Hoy día hay cientos sino miles de sitios que intentan ser Web 2.0. Toooodo el mundo quiere serlo, pocos lo logran. Por qué tenemos esta obsesión con este tema? Conviene pasar nuestro sitio a algo más social o no hace falta la pena?
Web 2.0 fue un término que creó Tim O’Reilly en el 2004. Básicamente trata de un sitio que permite estar en contacto con otros usuarios y su crecimiento funciona gracias a los mismos ya sea por medio de la generación de contenido, comentarios u otras formas.
Hace unos meses vi una película cuyo nombre sinceramente no recuerdo en este momento de un flaco que trabajaba en una agencia de publicidad. En una, le viene un cliente de gel para el pelo. El tipo estaba super entusiasmado con su producto. Decía “quiero carteles, afiches, quiero convertirme en viral”. Por si no quedó claro: VENDÍA GEL.

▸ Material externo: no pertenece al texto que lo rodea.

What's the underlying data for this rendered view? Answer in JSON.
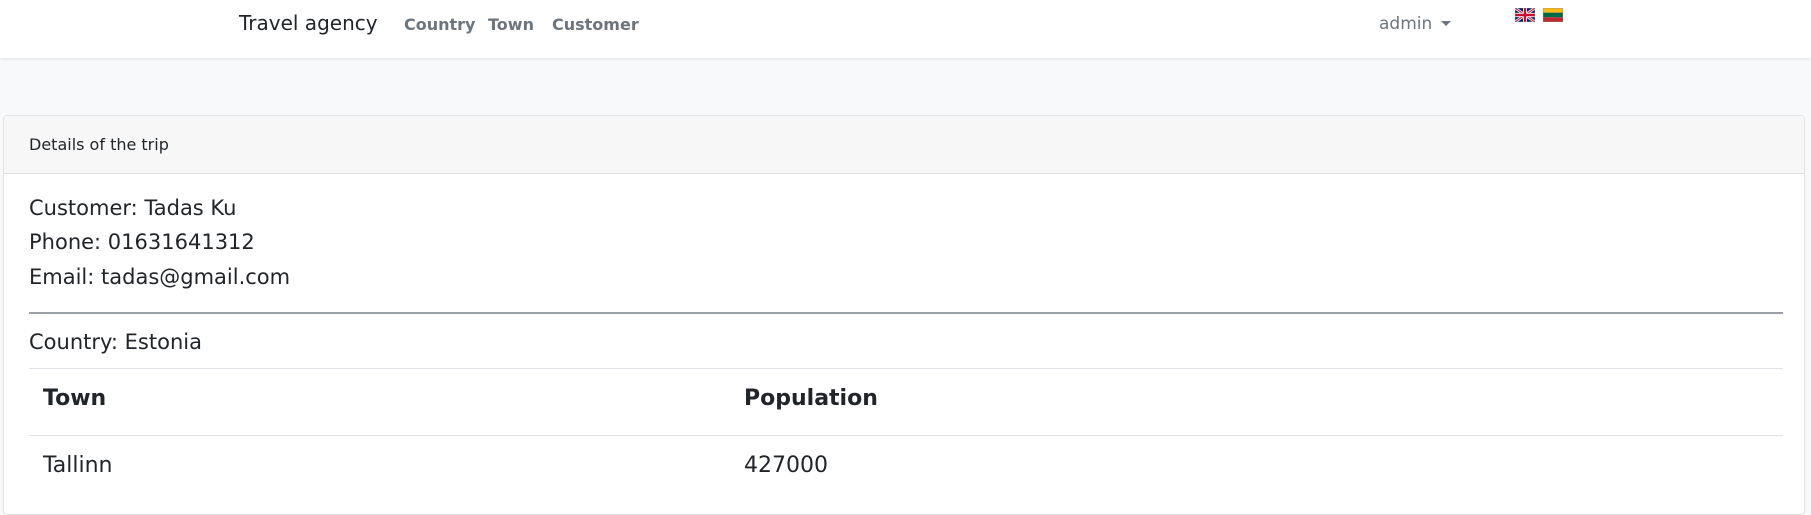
{
  "navbar": {
    "brand": "Travel agency",
    "links": [
      "Country",
      "Town",
      "Customer"
    ],
    "user": "admin",
    "languages": [
      {
        "code": "en",
        "icon": "uk-flag-icon"
      },
      {
        "code": "lt",
        "icon": "lithuania-flag-icon"
      }
    ]
  },
  "card": {
    "title": "Details of the trip",
    "customer": "Customer: Tadas Ku",
    "phone": "Phone: 01631641312",
    "email": "Email: tadas@gmail.com",
    "country": "Country: Estonia",
    "table": {
      "headers": [
        "Town",
        "Population"
      ],
      "rows": [
        [
          "Tallinn",
          "427000"
        ]
      ]
    }
  },
  "colors": {
    "page_background": "#f8f9fa",
    "navbar_background": "#ffffff",
    "card_header_background": "#f7f7f7",
    "nav_link": "#6c757d",
    "text": "#212529"
  }
}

Ojo, no me malinterpreten. No estoy diciendo que no se puede volver viral un gel para el pelo. Muchos sitios lo están logrando como Will it Blend? o Quilmes Verano. La cosa es encontrar la forma de transmitir correctamente una idea al público adecuado. Algunas veces, ese público sencillamente no es el de Internet, aunque la mayoría de las veces sí lo es.
Para nada estoy escribiendo esto para desanimar. Personalmente creo que se puede vender cualquier producto si se es creativo. Puede que no tenga muchas visitas ya que es algo muy de nicho, pero si es un tema tan específico el que tocás puede que sea más fácil que te conviertas en el líder go-to-guy de tu rubro en la Web.
Así que a darle duro y a se creativo. Hacete la pregunta, ¿conviene sumarse a la euforia de la Web 2.0? Si hace falta, dale para adelante. Sino, no. Pero no importa tanto eso sino en que tengas constancia de contenidos y paciencia. Todo lo demás viene “solo”.
Posteado en E-Marketing |

Febrero 14th, 2009 at 7:23 am
A ver si somos claros: la campaña de Quilmes es excelente, pero no vende cerveza. No tomo Quilmes hace años y no voy a tomar.
Qué quiero decir? Que la viralidad a veces no genera identificación con la marca y no sirve.
Entonces, la verdad de la milanga -como siempre- no es el medio, sino el mensaje.